W samym dniu chrztu biskup dosłownie zdmuchiwał złe moce z ciała katechumena w rytuale zwanym ekssuflacją. Tuż przed zanurzeniem w wodzie chrzestnej, osoba była namaszczana olejem, który wcześniej również został poddany egzorcyzmowi. Poza kontekstem chrztu, duchowni przeprowadzali egzorcyzmy, kładąc dłonie na opętanym i rozkazując złym duchom, by opuściły jego ciało.

W późnej starożytności i we wczesnym średniowieczu chrześcijanie mogli w pewnym sensie egzorcyzmować się sami, zwracając się o pomoc do świętego jako pośrednika, pielgrzymując do miejsc kultu, a także prosząc o wsparcie święte istoty, aby zbliżyć się do Boga i oddalić od zła.

egzorcyzm bari
Egzorcyzm na średniowiecznej ilustracji – przedstawienie z XIII wieku z katedry w Bari we Włoszech ukazuje scenę wypędzania demona przez duchownego. Sztuka sakralna tego okresu często odzwierciedlała przekonania o realnym istnieniu zła i roli Kościoła w walce z siłami nieczystymi. Ilustracja: DEA, A. Dagli Orti/Contributor via Getty Images

Od herezji do Rytuału Rzymskiego. Egzorcyzmy w średniowieczu i ich rozwój w Kościele katolickim

Dopiero około XII wieku rytuał egzorcyzmu przeszedł istotną transformację. Wpływ na to miało pojawienie się heretyckich nurtów chrześcijaństwa, które stanowiły wyzwanie dla nauczania Kościoła rzymskokatolickiego. Jedną z takich grup byli katarzy, głoszący dualistyczną wizję świata jako nieustannej walki dobra ze złem – coś, co było sprzeczne z katolicką doktryną i strukturą władzy.

Dla ortodoksyjnych katolików – a przede wszystkim dla ówczesnego duchowieństwa – herezja stała się kolejnym polem działania egzorcyzmu. Rytuał ten miał nie tylko wypędzać demony, ale również uwalniać wiernych od grzesznych, błędnych przekonań, które szerzyły się w tym okresie.

Z czasem dowodzenie swojej wiary zaczęło przyjmować formę „autoegzorcyzmu”, czyli osobistych modlitw mających na celu duchowe oczyszczenie. W tym samym czasie teolodzy – w tym święty Tomasz z Akwinu (1225–1274) – podejmowali tematy związane z demonologią, kształtując tym samym teologiczne podstawy egzorcyzmu.

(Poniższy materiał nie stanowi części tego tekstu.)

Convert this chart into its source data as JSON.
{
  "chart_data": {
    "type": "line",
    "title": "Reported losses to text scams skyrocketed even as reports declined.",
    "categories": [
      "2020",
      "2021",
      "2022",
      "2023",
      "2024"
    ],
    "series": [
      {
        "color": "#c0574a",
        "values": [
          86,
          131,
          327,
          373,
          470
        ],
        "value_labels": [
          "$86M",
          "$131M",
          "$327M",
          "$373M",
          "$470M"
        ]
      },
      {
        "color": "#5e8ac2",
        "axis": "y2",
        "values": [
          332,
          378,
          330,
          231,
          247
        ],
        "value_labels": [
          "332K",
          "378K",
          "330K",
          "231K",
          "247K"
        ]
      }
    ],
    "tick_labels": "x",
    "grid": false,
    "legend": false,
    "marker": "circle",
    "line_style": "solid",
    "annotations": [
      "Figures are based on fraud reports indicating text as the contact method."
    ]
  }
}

Około roku 1400 opublikowano pierwszy podręcznik egzorcyzmów, co zbiegło się z okresem kryzysu wewnątrz Kościoła. Wraz z nadejściem reformacji protestanckiej, chrześcijaństwo uległo podziałowi, a z perspektywy Watykanu „demoniczny inny” stał się bardziej obecny niż kiedykolwiek wcześniej. W efekcie inkwizycja i inne prześladowania zaczęły przypominać rytuały egzorcyzmów w skali społecznej.

To właśnie w tym kontekście Kościół katolicki po raz pierwszy zatwierdził oficjalny rytuał egzorcyzmu. W 1614 roku wprowadzono Rituale Romanum, który przez kolejne stulecia pozostał niemal niezmieniony. Zawierał on m.in. dokument „De Exorcismis et Supplicationibus Quibusdam” (czyli „O egzorcyzmach i niektórych błaganiach”). Choć po Soborze Watykańskim II (1962–1965) większość dokumentów liturgicznych uległa aktualizacji, właśnie część dotycząca egzorcyzmów została zreformowana jako ostatnia, a jej nowa wersja opublikowana dopiero w 1999 roku.

Struktura i formuły zawarte w wersjach z 1614 i 1999 roku są do siebie bardzo podobne, choć nowsza wersja mocniej podkreśla związek egzorcyzmu z chrztem świętym. W efekcie współczesne egzorcyzmy nie tylko nawiązują do swoich starożytnych korzeni, ale w wielu aspektach zataczają pełne koło.

Gdzie w tym wszystkim miejsce dla popkultury? Filmy mogą być emocjonującą i oczyszczającą fantazją, która pozwala zmierzyć się z symbolicznym złem. Jednak jeśli chcemy zrozumieć prawdziwą historię egzorcyzmów, warto sięgnąć nie po scenariusz, lecz po dogmat.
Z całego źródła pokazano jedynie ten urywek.